TWIL: October 31, 2021

I learned a lot of cool stuff this week. Have you heard about Pathways from Google or Gorilla database from Facebook? Did you know Kafka 3.0 has been released last month? Take a look below and maybe you find these interesting.


Microservice Architectures

Four Steps to Running Microservices in Azure
Microservices architectures are becoming widely adopted, replacing the traditional monolithic application architecture. It is common to build microservices applications using public cloud infrastructure—on Azure this involves services like Azure Service Fabric, Azure Kubernetes Service (AKS) and Azure Functions.

Service Aggregator Pattern
In this article, Mehmet describes a Design Pattern of Microservices architecture which is The Service Aggregator Pattern.  Basically, the Service Aggregator design pattern is a service that receives a request from the client or API Gateway, dispatches requests for multiple internal backend microservices, and then combines the results and responds back to the initiating request in 1 response structure.

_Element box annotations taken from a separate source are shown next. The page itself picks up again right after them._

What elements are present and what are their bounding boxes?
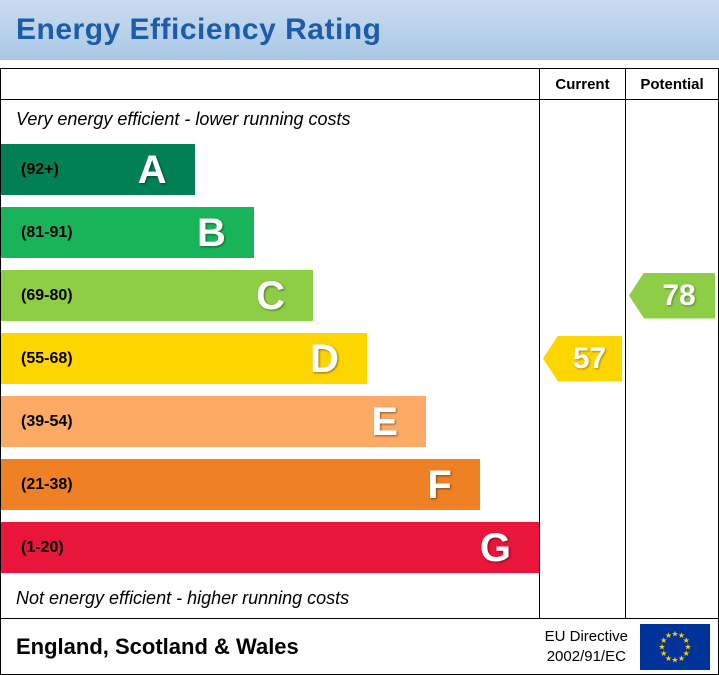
band-row: (92+) A [1, 138, 539, 201]
potential-column-header: Potential [626, 69, 718, 100]
band-range-label: (92+) [21, 160, 59, 178]
svg-text:★: ★ [683, 636, 690, 645]
svg-text:★: ★ [678, 631, 685, 640]
svg-text:★: ★ [683, 649, 690, 658]
scale-column-body: Very energy efficient - lower running co… [1, 100, 539, 618]
band-row: (1-20) G [1, 516, 539, 579]
band-letter-label: F [427, 462, 452, 507]
band-bar: (55-68) D [1, 333, 367, 384]
band-row: (39-54) E [1, 390, 539, 453]
eu-directive-line2: 2002/91/EC [546, 647, 626, 665]
top-note: Very energy efficient - lower running co… [16, 108, 351, 129]
band-bar: (21-38) F [1, 459, 480, 510]
bands: (92+) A (81-91) B (69-80) C (55-68) D (3… [1, 138, 539, 579]
potential-rating-marker: 78 [629, 272, 715, 319]
band-range-label: (39-54) [21, 412, 73, 430]
band-range-label: (55-68) [21, 349, 73, 367]
band-row: (21-38) F [1, 453, 539, 516]
rating-scale-column: Very energy efficient - lower running co… [1, 69, 540, 618]
title-bar: Energy Efficiency Rating [0, 0, 719, 60]
band-letter-label: D [309, 336, 339, 381]
band-range-label: (69-80) [21, 286, 73, 304]
band-range-label: (81-91) [21, 223, 73, 241]
svg-text:★: ★ [671, 629, 678, 638]
svg-text:★: ★ [671, 655, 678, 664]
current-column-header: Current [540, 69, 625, 100]
current-column: Current 57 [540, 69, 626, 618]
eu-directive-label: EU Directive 2002/91/EC [545, 627, 628, 666]
band-letter-label: G [479, 525, 511, 570]
svg-text:★: ★ [665, 653, 672, 662]
band-bar: (69-80) C [1, 270, 314, 321]
scale-column-header [1, 69, 539, 100]
svg-text:★: ★ [678, 653, 685, 662]
band-bar: (92+) A [1, 144, 195, 195]
band-row: (55-68) D [1, 327, 539, 390]
band-range-label: (21-38) [21, 475, 73, 493]
svg-text:★: ★ [665, 631, 672, 640]
band-letter-label: A [137, 147, 167, 192]
band-range-label: (1-20) [21, 538, 64, 556]
current-rating-marker: 57 [543, 335, 622, 382]
potential-column-body: 78 [626, 100, 718, 618]
epc-chart: Very energy efficient - lower running co… [1, 69, 718, 618]
footer-region: England, Scotland & Wales [16, 633, 299, 659]
band-bar: (39-54) E [1, 396, 427, 447]
eu-directive-line1: EU Directive [544, 628, 628, 645]
page-title: Energy Efficiency Rating [16, 13, 382, 46]
svg-text:★: ★ [684, 642, 691, 651]
band-letter-label: B [196, 210, 226, 255]
band-letter-label: E [371, 399, 399, 444]
bottom-note: Not energy efficient - higher running co… [16, 588, 350, 608]
band-bar: (1-20) G [1, 522, 539, 573]
svg-text:★: ★ [660, 636, 667, 645]
svg-text:★: ★ [658, 642, 665, 651]
band-row: (69-80) C [1, 264, 539, 327]
epc-frame: Very energy efficient - lower running co… [0, 68, 719, 675]
band-row: (81-91) B [1, 201, 539, 264]
eu-flag-icon: ★ ★ ★ ★ ★ ★ ★ ★ ★ ★ ★ ★ [640, 623, 710, 670]
footer: England, Scotland & Wales EU Directive 2… [1, 618, 718, 674]
potential-column: Potential 78 [626, 69, 718, 618]
current-column-body: 57 [540, 100, 625, 618]
band-letter-label: C [256, 273, 286, 318]
band-bar: (81-91) B [1, 207, 254, 258]
svg-text:★: ★ [660, 649, 667, 658]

Traffic Shedding, Rate Limiting, Backpressure, Oh My!
Success is lovely. Too much success can be hard to deal with unless you’re prepared for it. This is true for both life and your applications. In terms of applications, you ideally want to take all the traffic you can get. To accept all the traffic possible you have 3 options: scale, overprovision, queue. These are not alternatives, you can use a combination, though queuing is typically only an option if you have a service that can handle requests asynchronously. But what if you can’t use any of them?


Cool Stuff

Parallel.ForEachAsync in .NET 6
Short article from Scott Hanselman about Parallel.ForEachAsync in .NET 6, following a tweet from Oleg Kyrylchuk that shows how it works. It’s a simple example but well explained. If you’re working with asynchronous programming in .NET, take a look.

What’s new in Apache Kafka 3.0
There is good news for all the developers, the industry and all the customers using Apache Kafka: the new release (3.0) is out. On September 21, 2021, it was released the new version of the most famous platform for event streaming used by thousands of companies for high-performance data pipelines, streaming analytics, data integration, and mission-critical applications.

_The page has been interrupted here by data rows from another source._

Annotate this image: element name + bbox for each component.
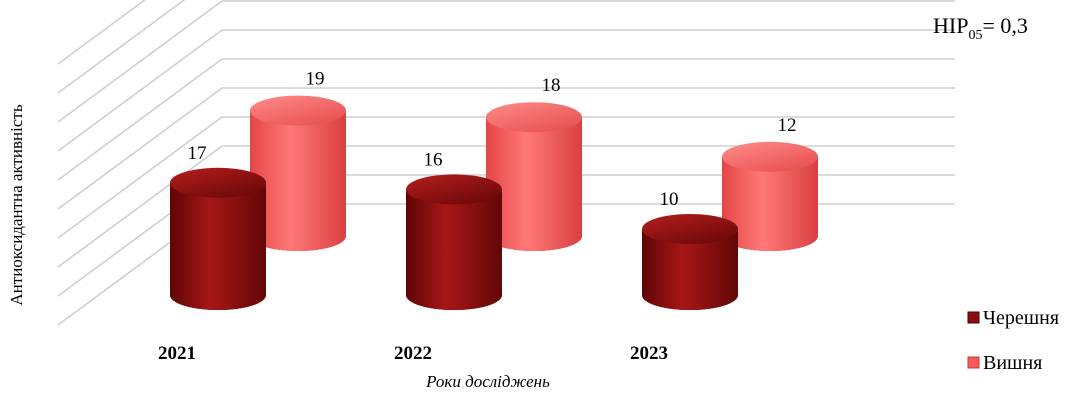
bar-cheresnia-2023 xyxy=(642,214,738,310)
gridline xyxy=(57,116,955,239)
category-label: 2022 xyxy=(394,343,432,364)
category-label: 2023 xyxy=(630,343,668,364)
gridline xyxy=(57,0,147,65)
bar-cheresnia-2021 xyxy=(170,167,266,310)
gridline xyxy=(57,0,955,123)
gridlines xyxy=(57,0,955,326)
legend-label: Вишня xyxy=(983,352,1042,374)
category-labels: 2021 2022 2023 xyxy=(158,343,668,364)
y-axis-label: Антиоксидантна активність xyxy=(7,104,26,305)
legend-swatch xyxy=(967,356,980,369)
bar-vyshnia-2021 xyxy=(250,95,346,251)
legend-item-cheresnia: Черешня xyxy=(967,307,1059,329)
gridline xyxy=(57,145,955,268)
data-labels: 19 18 12 17 16 10 xyxy=(188,69,797,210)
data-label: 19 xyxy=(306,69,325,90)
legend: Черешня Вишня xyxy=(967,307,1059,374)
legend-item-vyshnia: Вишня xyxy=(967,352,1042,374)
bar-vyshnia-2022 xyxy=(486,102,582,251)
data-label: 16 xyxy=(424,149,443,170)
category-label: 2021 xyxy=(158,343,196,364)
bar-cheresnia-2022 xyxy=(406,174,502,310)
gridline xyxy=(57,87,955,210)
gridline xyxy=(57,29,955,152)
legend-swatch xyxy=(967,311,980,324)
bars xyxy=(170,95,818,310)
legend-label: Черешня xyxy=(983,307,1059,329)
data-label: 17 xyxy=(188,143,207,164)
gridline xyxy=(57,58,955,181)
bar-vyshnia-2023 xyxy=(722,141,818,251)
gridline xyxy=(57,0,186,94)
data-label: 18 xyxy=(542,75,561,96)
x-axis-label: Роки досліджень xyxy=(425,372,550,391)
lsd-annotation: HIP05= 0,3 xyxy=(933,13,1028,43)
data-label: 12 xyxy=(778,115,797,136)
data-label: 10 xyxy=(660,189,679,210)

Four Minute Paper: Facebook’s time series database, Gorilla
Back in 2013 Facebook’s monitoring system, an HBase time series db (TSDB), was not scaling sufficiently. Reads from the system were becoming too slow. Since there wasn’t a TSDB solution on the market that addressed their need of storing massive amounts of data in real-time, Facebook developed Gorilla, an in-memory TSDB.

Introducing Pathways: A next-generation AI architecture
Pathways is a new AI architecture developed by Google, that addresses many of the weaknesses of existing systems and synthesizes their strengths. Today’s machine learning models tend to overspecialize at individual tasks when they could excel at many. They rely on one form of input when they could synthesize several. And too often they resort to brute force when deftness and specialization of expertise would do. Pathways will enable a single AI system to generalize across thousands or millions of tasks, to understand different types of data, and to do so with remarkable efficiency – advancing us from the era of single-purpose models that merely recognize patterns to one in which more general-purpose intelligent systems reflect a deeper understanding of our world and can adapt to new needs.


Learning

Roadmap
Roadmap.sh is a community effort to create roadmaps, guides and other educational content to help guide the developers in picking up the path and guide their learnings. You’ll find content on Frontend, Backend, React, Angular or Go, among other things. Worth a look.

Test your Bicep code by using GitHub Actions
Microsoft Learn module that shows you how to validate and test your Bicep code in your deployment workflow. You’ll use linting, preflight validation, and the what-if operation to validate your Azure changes before you deploy, and you’ll test your resources after each deployment.

Extend Microsoft Viva Connections
Extend Microsoft Viva Connections is a multi-part series that teaches you how to extend Microsoft Viva Connections with custom components. These modules will guide you through the basics of Microsoft Viva Connections extensibility through hands-on exercises, which cover the different types of extensions that you can build for Viva Connections.


Have a wonderful week with a lot of learning opportunities.